Alhamdulillah, Perseroan melalui strategi bisnis FMC Telkomsel dan Data Center yang dikelola oleh NeutraDC menunjukkan kinerja finansial yang positif. Hal ini menjadi bukti nyata bagi Telkom untuk dapat mempercepat transformasi sehingga semua lini bisnis Perseroan dapat memberikan hasil optimal bagi para pemangku kepentingan.”
Pada segmen Mobile, Telkomsel selaku anak usaha Telkom membukukan pendapatan positif Rp57,17 triliun yang didukung oleh pendapatan dari Digital Business sebesar Rp39,54 triliun atau tumbuh 4,9% YoY.
Telkomsel masih mempertahankan posisi sebagai pemimpin pasar pada bisnis broadband dengan total 159,9 juta pelanggan mobile atau tumbuh 4,3% YoY dan 10,6 juta pelanggan IndiHome atau tumbuh double digit 10,9% YoY.
Demi memperkuat konektivitas dan kualitas layanan, saat ini Telkomsel memiliki 265.904 Base Transceiver Station (BTS), yang terdiri dari 216.378 BTS 4G dan 716 BTS 5G. Lalu lintas data juga mengalami peningkatan cukup baik sebesar 11,7% YoY menjadi 9.753.659 TB.

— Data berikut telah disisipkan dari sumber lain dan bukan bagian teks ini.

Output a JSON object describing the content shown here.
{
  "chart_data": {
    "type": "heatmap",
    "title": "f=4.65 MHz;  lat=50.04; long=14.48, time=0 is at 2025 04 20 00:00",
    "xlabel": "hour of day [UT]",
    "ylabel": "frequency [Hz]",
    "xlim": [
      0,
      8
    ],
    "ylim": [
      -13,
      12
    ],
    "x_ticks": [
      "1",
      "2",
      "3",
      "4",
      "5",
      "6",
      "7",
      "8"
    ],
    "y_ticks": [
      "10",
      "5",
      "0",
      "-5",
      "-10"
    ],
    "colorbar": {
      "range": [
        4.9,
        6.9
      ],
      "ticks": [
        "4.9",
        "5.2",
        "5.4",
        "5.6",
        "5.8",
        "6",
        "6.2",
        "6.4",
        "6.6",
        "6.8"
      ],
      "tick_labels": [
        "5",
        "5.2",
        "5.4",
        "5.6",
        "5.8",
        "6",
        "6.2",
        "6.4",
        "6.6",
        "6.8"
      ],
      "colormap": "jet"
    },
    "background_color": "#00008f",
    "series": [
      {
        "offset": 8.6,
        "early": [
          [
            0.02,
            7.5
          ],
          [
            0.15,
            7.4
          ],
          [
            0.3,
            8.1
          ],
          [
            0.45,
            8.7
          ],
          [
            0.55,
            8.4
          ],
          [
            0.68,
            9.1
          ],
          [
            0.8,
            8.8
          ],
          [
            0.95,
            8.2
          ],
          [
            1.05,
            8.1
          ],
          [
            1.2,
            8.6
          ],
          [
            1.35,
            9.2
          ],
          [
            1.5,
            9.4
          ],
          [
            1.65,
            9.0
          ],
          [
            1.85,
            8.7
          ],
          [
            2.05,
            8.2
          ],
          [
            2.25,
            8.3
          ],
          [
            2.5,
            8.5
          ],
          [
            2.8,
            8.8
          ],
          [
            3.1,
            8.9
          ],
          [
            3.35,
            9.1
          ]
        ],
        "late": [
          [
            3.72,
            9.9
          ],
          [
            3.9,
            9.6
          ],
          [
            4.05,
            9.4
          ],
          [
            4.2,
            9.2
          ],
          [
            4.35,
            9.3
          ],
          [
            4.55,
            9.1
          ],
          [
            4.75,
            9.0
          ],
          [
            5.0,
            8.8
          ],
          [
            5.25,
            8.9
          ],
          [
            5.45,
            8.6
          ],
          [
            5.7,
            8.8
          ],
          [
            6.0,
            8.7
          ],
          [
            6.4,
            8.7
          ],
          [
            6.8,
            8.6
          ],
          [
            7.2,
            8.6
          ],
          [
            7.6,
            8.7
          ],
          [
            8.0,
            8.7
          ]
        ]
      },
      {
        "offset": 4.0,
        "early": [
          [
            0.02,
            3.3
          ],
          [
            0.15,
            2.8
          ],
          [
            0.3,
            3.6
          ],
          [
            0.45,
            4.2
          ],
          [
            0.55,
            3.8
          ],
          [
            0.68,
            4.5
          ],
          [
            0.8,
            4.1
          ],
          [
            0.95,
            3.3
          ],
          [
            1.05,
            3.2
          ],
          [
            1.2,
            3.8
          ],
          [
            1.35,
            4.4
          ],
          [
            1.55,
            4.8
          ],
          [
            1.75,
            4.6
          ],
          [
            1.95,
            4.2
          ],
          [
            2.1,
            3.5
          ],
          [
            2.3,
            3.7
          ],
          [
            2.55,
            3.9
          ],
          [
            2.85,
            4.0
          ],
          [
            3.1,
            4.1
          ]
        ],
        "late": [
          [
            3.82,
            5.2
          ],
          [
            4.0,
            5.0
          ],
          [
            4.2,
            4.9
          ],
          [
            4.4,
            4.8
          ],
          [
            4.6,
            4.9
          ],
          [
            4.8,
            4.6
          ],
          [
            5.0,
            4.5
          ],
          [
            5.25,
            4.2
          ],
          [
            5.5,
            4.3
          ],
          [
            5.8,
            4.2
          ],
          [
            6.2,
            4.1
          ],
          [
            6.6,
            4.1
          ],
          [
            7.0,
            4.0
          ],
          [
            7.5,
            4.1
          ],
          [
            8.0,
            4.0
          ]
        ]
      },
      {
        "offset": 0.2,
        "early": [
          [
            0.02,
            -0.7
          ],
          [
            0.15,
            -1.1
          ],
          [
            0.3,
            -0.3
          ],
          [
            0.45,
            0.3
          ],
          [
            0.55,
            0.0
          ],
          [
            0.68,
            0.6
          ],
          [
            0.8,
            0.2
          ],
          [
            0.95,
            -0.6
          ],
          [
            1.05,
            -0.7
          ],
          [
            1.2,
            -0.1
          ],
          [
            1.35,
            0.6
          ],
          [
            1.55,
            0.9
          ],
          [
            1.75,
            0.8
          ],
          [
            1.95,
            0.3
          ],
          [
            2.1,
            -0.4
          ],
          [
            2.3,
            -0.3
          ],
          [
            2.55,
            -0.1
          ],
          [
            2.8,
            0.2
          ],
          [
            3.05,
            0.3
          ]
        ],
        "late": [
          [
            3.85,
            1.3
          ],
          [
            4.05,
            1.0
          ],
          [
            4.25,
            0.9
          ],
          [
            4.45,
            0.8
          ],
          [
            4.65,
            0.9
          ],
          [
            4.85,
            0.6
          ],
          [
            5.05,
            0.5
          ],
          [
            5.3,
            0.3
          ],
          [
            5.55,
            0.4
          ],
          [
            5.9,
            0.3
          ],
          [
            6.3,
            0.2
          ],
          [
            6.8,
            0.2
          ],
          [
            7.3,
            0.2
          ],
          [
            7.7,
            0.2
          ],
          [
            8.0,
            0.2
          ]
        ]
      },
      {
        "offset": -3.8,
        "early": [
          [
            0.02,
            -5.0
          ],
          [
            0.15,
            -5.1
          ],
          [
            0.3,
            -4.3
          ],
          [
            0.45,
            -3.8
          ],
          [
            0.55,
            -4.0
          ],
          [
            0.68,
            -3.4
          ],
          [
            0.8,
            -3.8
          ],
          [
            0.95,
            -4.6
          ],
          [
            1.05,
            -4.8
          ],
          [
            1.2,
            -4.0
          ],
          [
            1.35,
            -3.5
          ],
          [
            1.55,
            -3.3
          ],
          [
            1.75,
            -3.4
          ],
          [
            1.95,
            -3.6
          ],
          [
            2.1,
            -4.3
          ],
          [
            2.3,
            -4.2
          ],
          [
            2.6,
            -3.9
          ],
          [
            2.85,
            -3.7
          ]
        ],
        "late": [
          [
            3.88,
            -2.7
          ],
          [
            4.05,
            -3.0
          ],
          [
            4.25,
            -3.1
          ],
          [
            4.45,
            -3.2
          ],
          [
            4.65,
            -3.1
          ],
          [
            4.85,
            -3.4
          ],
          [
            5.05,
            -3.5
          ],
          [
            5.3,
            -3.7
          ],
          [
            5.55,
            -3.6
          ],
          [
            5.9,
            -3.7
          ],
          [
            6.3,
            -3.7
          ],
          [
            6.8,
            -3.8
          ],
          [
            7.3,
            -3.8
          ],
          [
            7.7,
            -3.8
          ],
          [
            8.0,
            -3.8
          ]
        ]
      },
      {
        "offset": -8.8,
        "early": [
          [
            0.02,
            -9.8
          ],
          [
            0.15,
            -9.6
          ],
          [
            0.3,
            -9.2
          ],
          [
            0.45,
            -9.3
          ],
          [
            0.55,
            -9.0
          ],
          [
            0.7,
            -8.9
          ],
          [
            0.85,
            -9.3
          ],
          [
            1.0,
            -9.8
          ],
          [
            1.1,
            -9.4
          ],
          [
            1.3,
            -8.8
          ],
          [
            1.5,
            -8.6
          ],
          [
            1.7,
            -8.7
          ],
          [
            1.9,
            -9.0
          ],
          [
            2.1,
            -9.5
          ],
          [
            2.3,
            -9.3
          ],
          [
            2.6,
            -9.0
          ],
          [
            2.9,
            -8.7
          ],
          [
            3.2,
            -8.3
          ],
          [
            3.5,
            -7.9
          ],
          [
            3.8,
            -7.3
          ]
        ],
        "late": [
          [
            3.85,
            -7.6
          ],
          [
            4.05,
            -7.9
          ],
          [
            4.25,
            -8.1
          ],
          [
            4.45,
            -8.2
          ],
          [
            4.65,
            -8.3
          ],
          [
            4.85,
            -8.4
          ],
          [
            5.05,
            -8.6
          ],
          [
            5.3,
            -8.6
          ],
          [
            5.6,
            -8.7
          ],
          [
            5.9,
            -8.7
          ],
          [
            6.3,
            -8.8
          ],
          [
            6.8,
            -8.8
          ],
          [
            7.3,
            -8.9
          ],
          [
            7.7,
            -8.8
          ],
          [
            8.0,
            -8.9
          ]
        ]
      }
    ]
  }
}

Pada Juni 2024, Telkomsel telah menyelesaikan aksi korporasi jual dan sewa beli kembali (sales and lease back agreement) dengan PT Dhost Telekomunikasi Nusantara untuk 850 infrastruktur indoor (in Building Services Sites) dan penyewaan kembali sebanyak 689 indoor infrastructure dengan nilai transaksi sebesar Rp865 miliar. Aksi korporasi ini sejalan dengan strategi transformasi perusahaan dan tren industri telekomunikasi.